As for co-working – the sharing of a working environment with like-minded professionals – the lure of reducing capex, sharing equipment, ideas, space and of course costs can be irresistible, especially to those in the creative sector. However, if you need privacy to create valuable new apps or sensitive paradigm busting ideas, then a co-working environment is probably not for you.
Barely a week goes by without the name WeWork being cited for its mushrooming in London and now Manchester. With almost £2bn in lease commitments across the UK, over the next 25-years and further expansion forecast (perhaps even a doubling of UK capacity to 6m sq ft in 2019). It’s therefore no wonder that this flexi office brand is on everyone’s lips.
A common misconception is the perception that the market is dominated by the large operators (such as Regus, WeWork, Bizspace, Servcorp) when in fact they, collectively, only account for just over 15% of a market dominated by a multitude of smaller players. Let’s not forget landlords, who have started to embrace the flexi space proposition and are introducing it into their space mix.
But, talking to some in our sector I am frequently reminded that:
- Revenue from flexi space is usually lower (in the long run) than that from private offices
- Huge investment in sales is required to maintain volumes and continue to grow the client base
- As start-up businesses start to mature, entrepreneurs inevitably migrate out of flexible spaces towards lower cost conventional leases – where a norm is now five years with a three-year break clause
- The activities of WeWork appear not to diminish despite SoftBank’s (recent) decision not to invest $16bn in the company. It is however still valued at over $20bn, making it one of the largest start-ups in the world. But market commentators consider that the company’s vertiginous growth is unsustainable as its net losses in the first nine months of 2018 had almost quadrupled from the previous year and that the company is “... dangerously exposed to an economic downturn ...”
- “We’ve been there before”, muttered a colleague. ‘’Property cycles are par for the course: 16 years ago, Regus, the household name for serviced flexible office solutions, filed for protection under Chapter 11.”
Today’s flexi spaces are more than just email and paper moving factories.

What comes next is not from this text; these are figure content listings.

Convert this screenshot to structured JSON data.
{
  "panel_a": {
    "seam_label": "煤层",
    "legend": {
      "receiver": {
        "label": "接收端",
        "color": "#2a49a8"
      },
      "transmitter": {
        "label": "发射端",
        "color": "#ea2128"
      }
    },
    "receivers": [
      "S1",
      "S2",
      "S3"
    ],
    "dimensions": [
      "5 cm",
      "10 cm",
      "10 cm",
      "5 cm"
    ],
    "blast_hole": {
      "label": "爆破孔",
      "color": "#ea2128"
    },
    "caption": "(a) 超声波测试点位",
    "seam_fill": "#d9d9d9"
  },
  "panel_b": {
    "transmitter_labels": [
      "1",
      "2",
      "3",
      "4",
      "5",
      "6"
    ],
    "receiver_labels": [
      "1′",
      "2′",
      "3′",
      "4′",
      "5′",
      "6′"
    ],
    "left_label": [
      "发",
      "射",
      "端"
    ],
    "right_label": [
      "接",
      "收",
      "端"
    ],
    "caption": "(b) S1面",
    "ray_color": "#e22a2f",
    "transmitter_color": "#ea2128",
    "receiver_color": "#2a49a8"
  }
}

At their best, they create a potent catalyst for:
- Co-presence: working alongside each other
- Communications: in communal areas and at landlord organised events
- Community: the friendships with peers and a strong sense of ‘belonging’ which fuels productivity
- Collaboration: sharing knowledge, contacts and much much more.
And does this combined “... psychological resource...” herald a new age in workplace history?
In a world of increasing on-demand services and the desire for instant gratification, it is hard to imagine this current trend abating any time soon – particularly when so much uncertainty looms on our horizon.
There’s no two ways about it. Flexi offices are here to stay: just as the fast food sector evolved and today offers consumers choice, speed and varying levels of sophistication (from a simple burger, to burgers with truffle mayo and chicken skin; with or without fries; with or without salad; with or without etc etc) ... so the flexi office offer is evolving and gaining traction and market share. The sector already offers a rainbow of services from the functional to high spec, high value accommodation, in the most prestigious parts of town.
And therein lies the challenge. In a world where companies are using the workplace as a brand statement and a point of differentiation, how can the commoditized product of a serviced office continue to attract the more discerning consumer?